Ask the treatment expert: What are some of the documentation things nurses often miss?
Susan Wickard, RN, BSN, CWCN, CWS, CLNC
What are some of the documentation things nurses often miss?
A useful resource, “Wound Care Made Incredibly Visual,” offers an acronym that may be helpful in highlighting information that should be included when documenting about wounds:
• Wound or ulcer location
• Odor (in room or just when wound is uncovered)
• Ulcer category, stage (for pressure ulcer or classification for diabetic ulcer) and depth (partial thickness or full thickness)
• Necrotic tissue
• Dimension (shape, length, width and depth)
• Drainage color, consistency, and amount (scant, moderate or large)

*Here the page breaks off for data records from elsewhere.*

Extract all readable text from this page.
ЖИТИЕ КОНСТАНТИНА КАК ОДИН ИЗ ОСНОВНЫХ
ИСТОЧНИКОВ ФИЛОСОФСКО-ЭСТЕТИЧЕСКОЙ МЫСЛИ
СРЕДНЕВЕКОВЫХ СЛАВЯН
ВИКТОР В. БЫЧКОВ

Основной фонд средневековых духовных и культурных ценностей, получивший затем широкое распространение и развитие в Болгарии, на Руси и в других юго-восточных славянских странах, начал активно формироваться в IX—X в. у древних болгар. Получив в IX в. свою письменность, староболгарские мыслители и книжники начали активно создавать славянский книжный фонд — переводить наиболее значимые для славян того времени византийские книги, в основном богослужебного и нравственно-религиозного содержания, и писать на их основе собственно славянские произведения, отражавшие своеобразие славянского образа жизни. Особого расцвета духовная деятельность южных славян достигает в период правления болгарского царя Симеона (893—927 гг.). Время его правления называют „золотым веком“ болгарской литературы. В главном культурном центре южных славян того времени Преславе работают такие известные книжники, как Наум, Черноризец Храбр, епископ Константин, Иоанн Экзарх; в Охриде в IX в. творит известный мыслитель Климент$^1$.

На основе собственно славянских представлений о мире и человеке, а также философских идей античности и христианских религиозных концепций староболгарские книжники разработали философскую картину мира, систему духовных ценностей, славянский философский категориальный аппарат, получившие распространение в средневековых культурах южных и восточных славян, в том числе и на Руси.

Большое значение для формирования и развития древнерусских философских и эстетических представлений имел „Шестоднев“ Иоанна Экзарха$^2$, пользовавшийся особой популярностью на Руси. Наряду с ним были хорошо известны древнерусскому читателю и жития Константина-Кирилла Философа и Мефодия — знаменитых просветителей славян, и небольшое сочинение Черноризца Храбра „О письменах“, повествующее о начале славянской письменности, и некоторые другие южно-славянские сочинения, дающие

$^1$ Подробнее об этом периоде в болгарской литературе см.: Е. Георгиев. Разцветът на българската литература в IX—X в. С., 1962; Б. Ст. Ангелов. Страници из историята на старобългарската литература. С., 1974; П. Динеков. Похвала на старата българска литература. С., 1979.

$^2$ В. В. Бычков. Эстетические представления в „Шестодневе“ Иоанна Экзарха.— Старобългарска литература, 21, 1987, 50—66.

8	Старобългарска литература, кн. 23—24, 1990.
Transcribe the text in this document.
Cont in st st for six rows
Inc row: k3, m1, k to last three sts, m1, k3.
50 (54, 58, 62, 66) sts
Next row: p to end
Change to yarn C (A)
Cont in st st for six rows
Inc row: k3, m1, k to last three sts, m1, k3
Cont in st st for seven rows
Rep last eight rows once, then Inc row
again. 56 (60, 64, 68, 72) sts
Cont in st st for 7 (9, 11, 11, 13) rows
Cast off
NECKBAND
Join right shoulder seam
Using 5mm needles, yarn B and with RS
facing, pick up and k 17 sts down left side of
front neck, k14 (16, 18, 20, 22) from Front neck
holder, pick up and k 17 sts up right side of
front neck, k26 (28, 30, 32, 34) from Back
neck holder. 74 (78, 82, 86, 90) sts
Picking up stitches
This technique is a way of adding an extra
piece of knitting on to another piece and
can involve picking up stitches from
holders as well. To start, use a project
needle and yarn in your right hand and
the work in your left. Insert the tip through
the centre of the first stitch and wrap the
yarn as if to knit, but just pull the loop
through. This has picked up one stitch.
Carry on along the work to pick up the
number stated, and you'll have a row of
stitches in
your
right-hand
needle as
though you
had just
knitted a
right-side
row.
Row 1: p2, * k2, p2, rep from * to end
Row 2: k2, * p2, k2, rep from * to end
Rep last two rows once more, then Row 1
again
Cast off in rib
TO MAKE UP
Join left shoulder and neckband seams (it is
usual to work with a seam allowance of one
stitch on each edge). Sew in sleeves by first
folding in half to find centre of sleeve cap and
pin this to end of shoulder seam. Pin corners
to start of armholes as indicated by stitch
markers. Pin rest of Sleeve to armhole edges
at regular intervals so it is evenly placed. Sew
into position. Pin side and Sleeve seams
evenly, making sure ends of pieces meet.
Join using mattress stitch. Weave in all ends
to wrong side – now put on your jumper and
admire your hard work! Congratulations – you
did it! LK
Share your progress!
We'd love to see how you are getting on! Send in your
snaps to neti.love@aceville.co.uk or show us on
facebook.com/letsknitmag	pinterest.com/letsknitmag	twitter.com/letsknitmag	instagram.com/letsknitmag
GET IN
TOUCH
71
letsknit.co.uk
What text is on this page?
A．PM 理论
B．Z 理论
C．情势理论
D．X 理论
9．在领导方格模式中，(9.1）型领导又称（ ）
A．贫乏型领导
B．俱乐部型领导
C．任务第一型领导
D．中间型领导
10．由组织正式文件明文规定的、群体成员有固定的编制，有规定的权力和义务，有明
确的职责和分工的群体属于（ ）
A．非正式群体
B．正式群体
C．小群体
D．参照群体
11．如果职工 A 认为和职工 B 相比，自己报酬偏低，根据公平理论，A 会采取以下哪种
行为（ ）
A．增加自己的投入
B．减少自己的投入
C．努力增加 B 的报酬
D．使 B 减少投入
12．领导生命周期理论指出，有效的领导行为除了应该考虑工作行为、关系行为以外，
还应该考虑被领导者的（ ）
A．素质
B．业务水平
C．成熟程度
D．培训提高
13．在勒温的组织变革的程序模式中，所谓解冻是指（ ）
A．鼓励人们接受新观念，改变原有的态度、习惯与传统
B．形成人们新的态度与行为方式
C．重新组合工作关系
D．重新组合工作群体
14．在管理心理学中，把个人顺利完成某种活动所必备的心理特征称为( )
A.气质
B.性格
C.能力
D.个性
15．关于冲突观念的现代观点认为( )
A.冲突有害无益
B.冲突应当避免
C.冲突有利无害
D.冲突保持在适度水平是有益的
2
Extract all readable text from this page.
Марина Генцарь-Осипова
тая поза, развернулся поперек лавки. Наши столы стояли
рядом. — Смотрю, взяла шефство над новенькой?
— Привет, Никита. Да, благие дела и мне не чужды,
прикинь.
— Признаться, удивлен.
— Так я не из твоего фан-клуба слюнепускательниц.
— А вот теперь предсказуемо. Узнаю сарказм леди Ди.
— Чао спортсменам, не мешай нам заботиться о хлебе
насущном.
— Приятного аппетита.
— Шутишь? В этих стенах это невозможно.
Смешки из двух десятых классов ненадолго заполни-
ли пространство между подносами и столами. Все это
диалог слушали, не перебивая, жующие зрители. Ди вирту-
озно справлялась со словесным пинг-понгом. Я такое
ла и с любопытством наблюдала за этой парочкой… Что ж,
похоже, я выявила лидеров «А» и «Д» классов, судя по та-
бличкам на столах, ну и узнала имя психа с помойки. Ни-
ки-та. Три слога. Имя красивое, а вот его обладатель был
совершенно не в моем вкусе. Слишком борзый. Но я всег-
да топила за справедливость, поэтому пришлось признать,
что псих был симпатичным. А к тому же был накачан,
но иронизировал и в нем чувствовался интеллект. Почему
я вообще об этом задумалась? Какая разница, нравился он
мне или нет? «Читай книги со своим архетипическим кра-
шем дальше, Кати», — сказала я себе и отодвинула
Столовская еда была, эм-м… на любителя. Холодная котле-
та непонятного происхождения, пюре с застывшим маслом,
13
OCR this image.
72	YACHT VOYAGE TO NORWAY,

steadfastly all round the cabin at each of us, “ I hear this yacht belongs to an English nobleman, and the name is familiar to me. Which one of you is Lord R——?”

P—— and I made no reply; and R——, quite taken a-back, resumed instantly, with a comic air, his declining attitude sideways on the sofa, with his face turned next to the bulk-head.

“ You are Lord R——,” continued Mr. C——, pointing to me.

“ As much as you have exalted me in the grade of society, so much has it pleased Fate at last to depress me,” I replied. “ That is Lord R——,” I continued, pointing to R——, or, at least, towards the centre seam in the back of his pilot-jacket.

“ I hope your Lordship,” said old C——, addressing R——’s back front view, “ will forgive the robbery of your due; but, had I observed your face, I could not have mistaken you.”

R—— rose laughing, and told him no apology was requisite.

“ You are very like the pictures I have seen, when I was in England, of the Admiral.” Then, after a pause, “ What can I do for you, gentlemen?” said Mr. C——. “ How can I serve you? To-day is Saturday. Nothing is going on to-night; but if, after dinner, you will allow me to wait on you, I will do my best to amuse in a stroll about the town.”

• Pain (when it occurs, what relieves it; patient's description; and patient's rating on scale of 0 to 10)
• Induration (hard or soft surrounding tissue)
• Color of wound bed (red, yellow, black or combination)
• Tunneling (length and direction — toward the patient's right, left, head, or feet)
• Undermining (record length and direction, using clock references to describe)
• Redness or other discoloration in surrounding skin
• Edge of skin loose or tightly adhered and flat or rolled under
When documenting on the wound itself, it is important to record the date and time the assessment was made. The initial documentation should include a narrative note. Correct anatomical terms should always be used.
Regardless of assessment format or style, just make sure good, complete documentation about the wound is done.
Also, make sure you follow your facility protocol on wound documentation.